Picking an AI model used to be simple because there were only a handful of options. Today there are dozens of strong models from OpenAI, Anthropic, Google, DeepSeek, Mistral, and others — each with different strengths, pricing, and trade-offs. Choosing well can mean the difference between a fast, affordable feature and one that is slow and expensive.
This guide gives you a simple framework for matching a model to the job.
Start With the Task, Not the Model
The biggest mistake teams make is choosing a model first and then forcing it onto every task. Instead, describe what the feature actually needs to do:
- Short, structured answers (classification, extraction, routing) rarely need a frontier model.
- Long-form reasoning (analysis, planning, complex code) benefits from stronger models.
- High-volume background jobs should optimize for cost per token.
- User-facing chat should optimize for latency and consistency.
Once the task is clear, the right tier of model usually becomes obvious.
The Four Dimensions That Matter
Most model decisions come down to balancing four things:
- Quality — How accurate and capable does the output need to be?
- Cost — What is the price per input and output token, at your expected volume?
- Latency — How fast does the first token and full response need to arrive?
- Context length — How much input does the model need to handle at once?
A model that wins on one dimension often loses on another. A massive-context model may be slower and pricier; a fast, cheap model may struggle with nuanced reasoning.
A Simple Decision Path
- Simple, high-volume tasks: Start with a small or free-tier model. Only move up if quality falls short.
- Balanced production workloads: Use a mid-tier model and measure quality against a cheaper one to confirm the upgrade is worth it.
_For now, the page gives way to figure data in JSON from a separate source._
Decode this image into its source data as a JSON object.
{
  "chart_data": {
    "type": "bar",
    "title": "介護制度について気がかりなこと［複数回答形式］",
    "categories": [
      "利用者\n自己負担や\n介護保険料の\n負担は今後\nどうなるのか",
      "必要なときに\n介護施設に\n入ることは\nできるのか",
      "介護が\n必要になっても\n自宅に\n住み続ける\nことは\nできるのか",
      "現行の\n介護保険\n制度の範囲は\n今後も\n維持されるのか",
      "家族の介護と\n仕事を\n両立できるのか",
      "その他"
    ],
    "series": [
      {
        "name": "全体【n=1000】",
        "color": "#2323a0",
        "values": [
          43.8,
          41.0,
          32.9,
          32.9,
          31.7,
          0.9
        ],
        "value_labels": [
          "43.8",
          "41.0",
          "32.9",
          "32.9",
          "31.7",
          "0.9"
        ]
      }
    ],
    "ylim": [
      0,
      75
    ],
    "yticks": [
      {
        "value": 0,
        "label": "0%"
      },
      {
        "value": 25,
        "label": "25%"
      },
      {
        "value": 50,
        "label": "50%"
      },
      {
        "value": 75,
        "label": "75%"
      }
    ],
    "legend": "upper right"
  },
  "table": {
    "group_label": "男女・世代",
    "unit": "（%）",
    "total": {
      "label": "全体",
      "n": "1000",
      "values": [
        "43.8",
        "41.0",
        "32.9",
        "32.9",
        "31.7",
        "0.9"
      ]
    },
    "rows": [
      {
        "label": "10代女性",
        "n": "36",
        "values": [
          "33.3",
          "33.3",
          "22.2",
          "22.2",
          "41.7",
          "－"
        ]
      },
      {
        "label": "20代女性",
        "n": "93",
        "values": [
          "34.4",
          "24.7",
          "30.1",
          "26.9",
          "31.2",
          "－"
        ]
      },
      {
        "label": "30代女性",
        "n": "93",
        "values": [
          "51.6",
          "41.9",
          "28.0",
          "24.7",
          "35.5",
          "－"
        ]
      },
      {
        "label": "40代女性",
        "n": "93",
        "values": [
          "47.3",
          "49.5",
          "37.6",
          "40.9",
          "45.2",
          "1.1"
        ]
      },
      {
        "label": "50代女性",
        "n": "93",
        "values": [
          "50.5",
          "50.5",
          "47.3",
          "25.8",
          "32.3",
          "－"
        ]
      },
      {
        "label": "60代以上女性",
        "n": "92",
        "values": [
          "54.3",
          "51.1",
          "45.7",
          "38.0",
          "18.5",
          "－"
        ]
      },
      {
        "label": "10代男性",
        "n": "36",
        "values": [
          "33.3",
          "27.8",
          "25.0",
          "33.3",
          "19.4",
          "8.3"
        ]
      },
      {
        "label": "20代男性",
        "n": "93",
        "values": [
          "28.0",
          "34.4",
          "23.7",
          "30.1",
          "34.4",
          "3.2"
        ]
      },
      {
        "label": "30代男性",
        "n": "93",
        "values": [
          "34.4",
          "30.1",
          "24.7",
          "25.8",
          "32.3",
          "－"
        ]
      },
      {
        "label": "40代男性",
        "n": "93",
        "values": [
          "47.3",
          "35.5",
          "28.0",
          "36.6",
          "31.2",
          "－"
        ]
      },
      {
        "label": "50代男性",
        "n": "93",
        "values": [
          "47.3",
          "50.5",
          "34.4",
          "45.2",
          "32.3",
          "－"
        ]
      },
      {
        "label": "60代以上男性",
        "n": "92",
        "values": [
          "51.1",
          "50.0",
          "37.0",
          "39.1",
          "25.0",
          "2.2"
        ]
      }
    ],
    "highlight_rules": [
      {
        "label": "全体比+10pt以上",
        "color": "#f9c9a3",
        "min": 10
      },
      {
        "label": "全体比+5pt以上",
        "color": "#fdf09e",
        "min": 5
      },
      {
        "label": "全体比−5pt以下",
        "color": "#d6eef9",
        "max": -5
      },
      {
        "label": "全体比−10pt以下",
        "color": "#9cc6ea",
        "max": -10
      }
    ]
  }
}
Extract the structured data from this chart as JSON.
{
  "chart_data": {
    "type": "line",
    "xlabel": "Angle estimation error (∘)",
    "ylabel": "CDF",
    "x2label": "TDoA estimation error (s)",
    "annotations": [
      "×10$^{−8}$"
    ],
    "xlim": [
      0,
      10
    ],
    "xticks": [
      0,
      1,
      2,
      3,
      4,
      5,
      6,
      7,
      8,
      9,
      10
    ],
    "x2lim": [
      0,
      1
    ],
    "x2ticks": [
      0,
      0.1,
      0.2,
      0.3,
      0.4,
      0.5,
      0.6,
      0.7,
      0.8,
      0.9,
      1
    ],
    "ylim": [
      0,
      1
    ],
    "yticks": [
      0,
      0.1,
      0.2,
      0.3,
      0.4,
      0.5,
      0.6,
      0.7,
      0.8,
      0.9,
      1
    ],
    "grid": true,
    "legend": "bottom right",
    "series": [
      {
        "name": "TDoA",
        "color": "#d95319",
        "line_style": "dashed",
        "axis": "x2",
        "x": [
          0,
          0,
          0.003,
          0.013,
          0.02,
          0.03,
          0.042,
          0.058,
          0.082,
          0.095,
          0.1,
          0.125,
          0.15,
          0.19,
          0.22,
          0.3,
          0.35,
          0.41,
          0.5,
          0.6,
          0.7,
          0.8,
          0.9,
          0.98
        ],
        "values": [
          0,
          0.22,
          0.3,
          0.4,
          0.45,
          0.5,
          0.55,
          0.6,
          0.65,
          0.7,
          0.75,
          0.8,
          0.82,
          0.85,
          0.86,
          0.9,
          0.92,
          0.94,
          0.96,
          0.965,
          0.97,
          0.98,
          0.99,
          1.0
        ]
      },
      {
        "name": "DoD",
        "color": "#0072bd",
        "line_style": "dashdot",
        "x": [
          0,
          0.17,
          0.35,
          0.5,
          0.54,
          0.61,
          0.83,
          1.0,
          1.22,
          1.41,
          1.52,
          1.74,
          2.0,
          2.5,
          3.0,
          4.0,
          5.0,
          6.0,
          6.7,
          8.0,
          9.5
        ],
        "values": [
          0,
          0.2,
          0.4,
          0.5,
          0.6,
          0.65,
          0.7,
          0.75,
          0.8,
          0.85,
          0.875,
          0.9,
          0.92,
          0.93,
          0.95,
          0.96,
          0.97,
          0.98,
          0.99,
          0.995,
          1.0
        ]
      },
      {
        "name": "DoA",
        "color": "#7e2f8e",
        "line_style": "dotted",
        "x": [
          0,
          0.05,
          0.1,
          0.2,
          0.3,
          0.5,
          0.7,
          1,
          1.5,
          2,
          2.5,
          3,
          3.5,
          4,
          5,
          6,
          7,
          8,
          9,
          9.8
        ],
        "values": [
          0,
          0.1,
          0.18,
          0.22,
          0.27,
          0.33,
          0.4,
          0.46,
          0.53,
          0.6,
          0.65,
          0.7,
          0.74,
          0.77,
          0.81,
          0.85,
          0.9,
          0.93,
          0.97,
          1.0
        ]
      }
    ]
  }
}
- Hard reasoning or critical output: Use a frontier model, but consider routing only the difficult requests there.
Test More Than One Model
No benchmark replaces testing on your own data. Run the same realistic prompts through two or three candidates and compare quality, cost, and speed side by side. The winner is rarely the most famous model — it is the one that fits your specific task and budget.
Avoid Lock-In
The model landscape changes every month. Whatever you pick today may be outclassed next quarter. Building against a unified, OpenAI-compatible API means you can switch models by changing a single string instead of rewriting integrations — so you can always move to the best option as it appears.
That flexibility is the real win: choose the right model now, and keep the freedom to choose again later.